For the middle group consisting of McLaren, Alpine, and Aston Martin, the total allowed spend has risen by $13 million to $58 million.
However, the most significant change is observed in the four teams at the bottom of the pack, AlphaTauri, Alfa Romeo/Sauber, Haas, and Williams. They now enjoy a $20 million increase, taking their total allowed CapEx to $65 million.
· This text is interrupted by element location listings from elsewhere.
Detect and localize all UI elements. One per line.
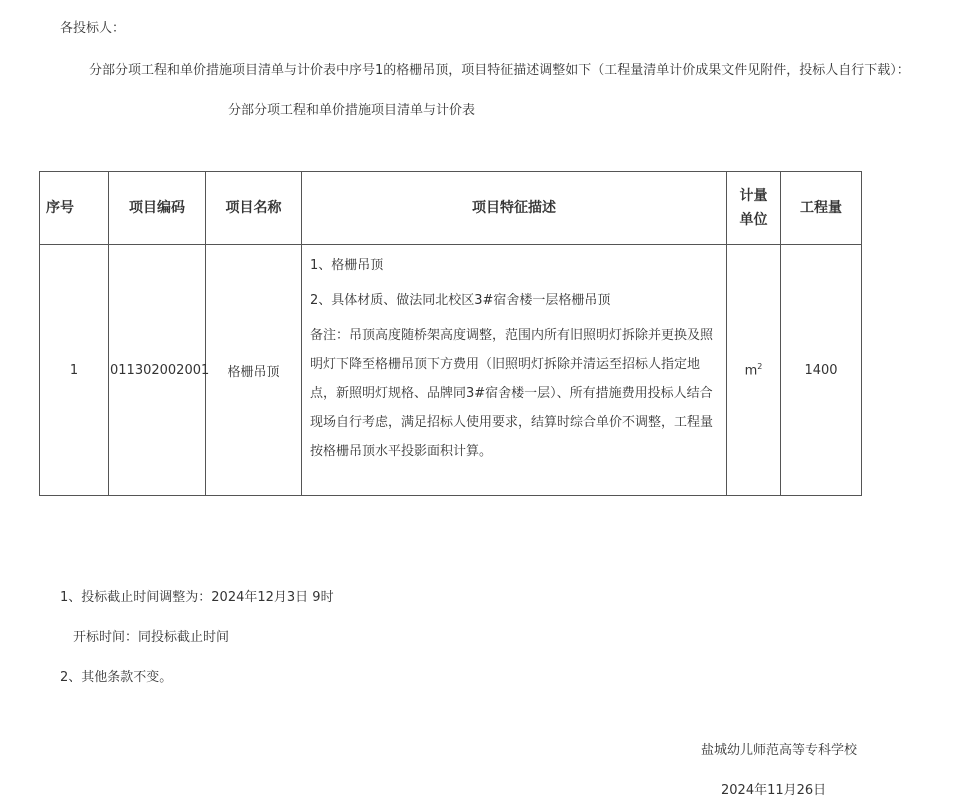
cell-seq: 1	[40, 245, 109, 496]
bill-of-quantities-table: 序号 项目编码 项目名称 项目特征描述 计量 单位 工程量 1 01130200…	[39, 171, 862, 496]
header-qty: 工程量	[781, 172, 862, 245]
cell-name: 格栅吊顶	[206, 245, 302, 496]
note-item-1: 1、投标截止时间调整为：2024年12月3日 9时	[60, 578, 334, 618]
note-item-2: 2、其他条款不变。	[60, 658, 334, 698]
signer: 盐城幼儿师范高等专科学校	[701, 739, 857, 758]
cell-qty: 1400	[781, 245, 862, 496]
header-unit-line1: 计量	[728, 184, 779, 208]
salutation: 各投标人：	[60, 17, 125, 36]
table-header-row: 序号 项目编码 项目名称 项目特征描述 计量 单位 工程量	[40, 172, 862, 245]
header-seq: 序号	[40, 172, 109, 245]
intro-paragraph: 分部分项工程和单价措施项目清单与计价表中序号1的格栅吊顶，项目特征描述调整如下（…	[89, 59, 910, 78]
header-unit-line2: 单位	[728, 208, 779, 232]
header-unit: 计量 单位	[727, 172, 781, 245]
date: 2024年11月26日	[721, 779, 826, 798]
note-item-1-sub: 开标时间：同投标截止时间	[60, 618, 334, 658]
desc-item-2: 2、具体材质、做法同北校区3#宿舍楼一层格栅吊顶	[310, 286, 720, 315]
desc-item-1: 1、格栅吊顶	[310, 251, 720, 280]
notes: 1、投标截止时间调整为：2024年12月3日 9时 开标时间：同投标截止时间 2…	[60, 578, 334, 698]
cell-unit: m2	[727, 245, 781, 496]
header-code: 项目编码	[109, 172, 206, 245]
desc-note: 备注：吊顶高度随桥架高度调整，范围内所有旧照明灯拆除并更换及照明灯下降至格栅吊顶…	[310, 321, 720, 466]
table-title: 分部分项工程和单价措施项目清单与计价表	[228, 99, 475, 118]
table-row: 1 011302002001 格栅吊顶 1、格栅吊顶 2、具体材质、做法同北校区…	[40, 245, 862, 496]
unit-sup: 2	[757, 362, 762, 371]
unit-base: m	[745, 363, 758, 378]
cell-code: 011302002001	[109, 245, 206, 496]
header-name: 项目名称	[206, 172, 302, 245]
cell-desc: 1、格栅吊顶 2、具体材质、做法同北校区3#宿舍楼一层格栅吊顶 备注：吊顶高度随…	[302, 245, 727, 496]
header-desc: 项目特征描述	[302, 172, 727, 245]
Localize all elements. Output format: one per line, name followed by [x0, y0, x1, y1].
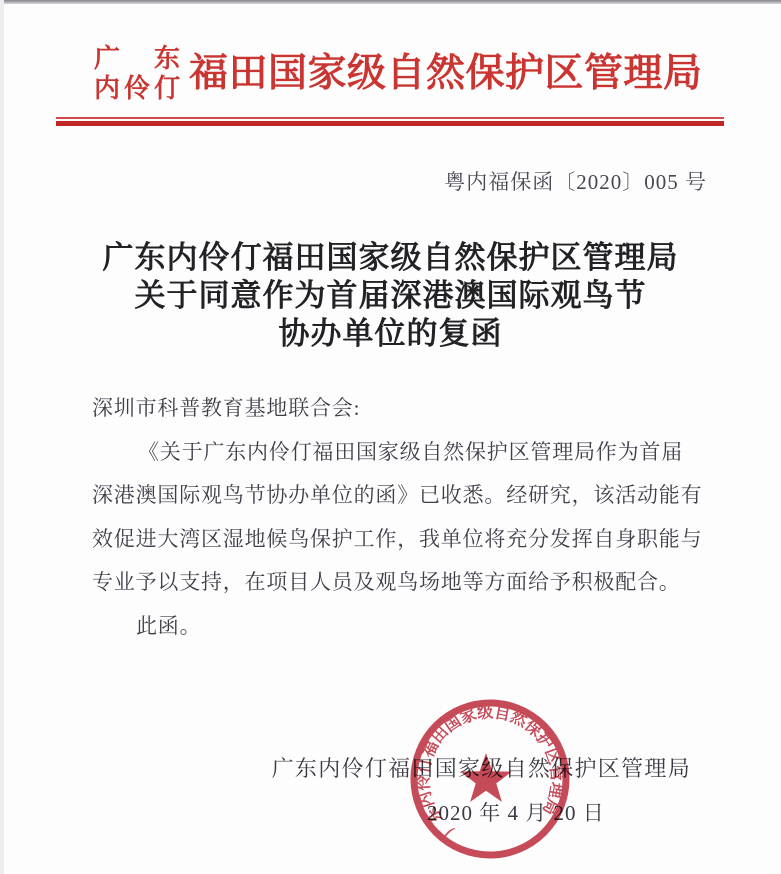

This results in a net gain of $14 million in spending compared to the top three teams, providing a genuine chance for these smaller teams to close the existing infrastructure and performance gaps.
The financial regulations extend to the 2025, 2026, 2027, and 2028 seasons, where the rolling four-year totals drop to $42 million for the top group, $49 million for the middle group, and $56 million for the bottom group.
In 2029, all teams will find themselves on a level playing field, each adhering to a spending cap of $36 million and the three preceding it, added together.
This shift in CapEx allowances aims to create a fairer environment for all teams, enabling the underdogs to bridge the gap by gaining the money to invest in their facilities. It opens up opportunities for the teams at the bottom to enhance this infrastructure, and ultimately, attempt to improve their on-track performance.
Williams’ James Vowles, and McLaren’s Andrea Stella, both spoke highly of the change, and were thankful for the new arrangements to be put in place.
Vowles commented: “Some good news, from my perspective, anyway… Good work with all the teams has meant that we’ve managed to unlock an exemption in our favour of $20m or so.”
Stella was similarly grateful, noting that “For us, this is welcome news, we’re going to use the extra allowance. And so, I think that’s a good thing for us.”
While this adjustment is seen as a positive step by some of the teams, not everyone has been as equally enthusiastic.
AlphaTauri CEO Peter Bayer expressed his reservations about the new $20 million extra CapEx allowance. He mentioned that the team doesn’t have the additional funding to take advantage of the allowance.
In his perspective, the financial planning and budgeting had already been established without factoring in this unexpected funding, making it a challenging addition to accommodate.
Bayer played a role in the creation of the cost cap and financial regulations during his time working for the FIA. He emphasised the need for a clear and consistent financial framework to maintain a level playing field and to avoid continuous adjustments that disrupt the established plans of the teams.
“Because we haven’t forecasted any of that money when we went to meet the shareholders for the budget planning.
“So I have to say that I’m not really a big fan of it, to be honest.”
“For us, it’s a lot harder, definitely,” he said. “And at the same time, if you’re looking at the top teams, it might not be fair either. Because I remember when I saw the numbers in the initial cost cap phase, I saw the real budgets of Ferrari and Red Bull and all of them.
“And literally we didn’t understand how they will actually squeeze all that money into a cap. And they managed to do it. And now things are changing again. I’m not so happy about the whole situation.”